它把智能体与环境交互产生的经验元组(通常形如$(s, a, r, s^{\prime}, done)$)暂存起来，并在后续训练中以随机小批量的形式反复抽取，用于更新策略或价值函数。

代码实现

经验回放池共包含3个函数：

• 初始化：创建一个双端队列存储数据，并设置最大容量
• 添加数据：将经验元组放入双端队列，如果超过容量先进行删除操作
• 随机采样：随机采样$batch ; size$组数据，转换后成张量后返回

class ReplayBuffer(object):
    def __init__(self, max_size = 50000):
        self.max_size = max_size
        self.buffer = deque(maxlen = max_size)

    def add(self, state, action, reward, next_state, done):
        if self.__len__() >= self.max_size:
            self.buffer.popleft()
        self.buffer.append((state, action, reward, next_state, done))

    def sample(self, batch_size, device = 'mps'):
        indices = np.random.choice(len(self.buffer), batch_size, replace=True)
        batch = [self.buffer[i] for i in indices]
        states, actions, rewards, next_states, dones = zip(*batch)
        return (torch.FloatTensor(states).to(device),
                torch.LongTensor(actions).to(device),
                torch.FloatTensor(rewards).to(device),
                torch.FloatTensor(next_states).to(device),
                torch.FloatTensor(dones).to(device))

DQN算法

定义

DQN算法的核心就是使用神经网络替代了Q函数，用于预测$Q(s,a)$，选择DuelingDQN仅仅是对网络结构进行了修改，DQN算法的操作不变。

初始化

定义时将所有需要的参数设置好。

定义好两个网络，设置好优化器，折扣因子等等。

class DQN():
    def __init__(self, lr = 3e-4,gamma = 0.98, epsilon = 1, tau = 0.001, batch_size = 128, update_epochs = 4):
        self.q_net = VAnet()
        self.target_q_net = VAnet()
        self.target_q_net.load_state_dict(self.q_net.state_dict())
        self.optimizer = torch.optim.Adam(self.q_net.parameters(), lr)
        self.gamma = gamma
        self.epsilon = epsilon
        self.tau = tau
        self.batch_size = batch_size
        self.update_epochs = update_epochs
        self.loss = nn.MSELoss()
        self.memory = ReplayBuffer()
        self.learnstep = 0

动作选择

这里使用$\epsilon$贪心策略进行动作选择，$\epsilon$在训练时动态更新。

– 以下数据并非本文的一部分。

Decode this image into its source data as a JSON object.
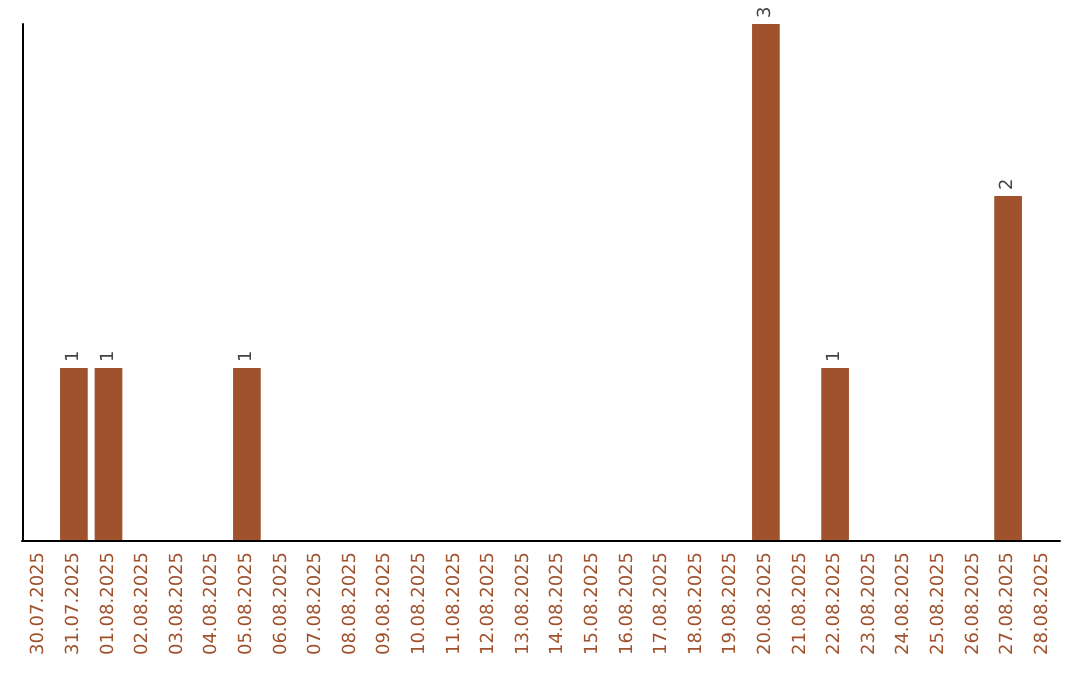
{
  "chart_data": {
    "type": "bar",
    "categories": [
      "30.07.2025",
      "31.07.2025",
      "01.08.2025",
      "02.08.2025",
      "03.08.2025",
      "04.08.2025",
      "05.08.2025",
      "06.08.2025",
      "07.08.2025",
      "08.08.2025",
      "09.08.2025",
      "10.08.2025",
      "11.08.2025",
      "12.08.2025",
      "13.08.2025",
      "14.08.2025",
      "15.08.2025",
      "16.08.2025",
      "17.08.2025",
      "18.08.2025",
      "19.08.2025",
      "20.08.2025",
      "21.08.2025",
      "22.08.2025",
      "23.08.2025",
      "24.08.2025",
      "25.08.2025",
      "26.08.2025",
      "27.08.2025",
      "28.08.2025"
    ],
    "values": [
      0,
      1,
      1,
      0,
      0,
      0,
      1,
      0,
      0,
      0,
      0,
      0,
      0,
      0,
      0,
      0,
      0,
      0,
      0,
      0,
      0,
      3,
      0,
      1,
      0,
      0,
      0,
      0,
      2,
      0
    ],
    "value_labels": [
      null,
      "1",
      "1",
      null,
      null,
      null,
      "1",
      null,
      null,
      null,
      null,
      null,
      null,
      null,
      null,
      null,
      null,
      null,
      null,
      null,
      null,
      "3",
      null,
      "1",
      null,
      null,
      null,
      null,
      "2",
      null
    ],
    "color": "#a0522d",
    "tick_labels": "x",
    "grid": false
  }
}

def choose_action(self, state):
       state = torch.from_numpy(state).float()
       state = state.unsqueeze(0)
       if np.random.random() > self.epsilon:
           action_values = self.q_net(state)
           action = torch.argmax(action_values).item()
       else:
           action = np.random.randint(0, action_dim)
       return action

状态保存

将智能体与环境的互动存储下来，用于后续的训练。

def store_transition(self, state, action, reward, next_state, done):
    self.memory.add(state, action, reward, next_state, done)

训练

当收集到超过$batch ; size$组信息后，就可以开始训练了，在经验回放池中随机取出$batch ; size$组信息，并通过$Q$网络得到预测到$Q(s_{t},a_{t})$值。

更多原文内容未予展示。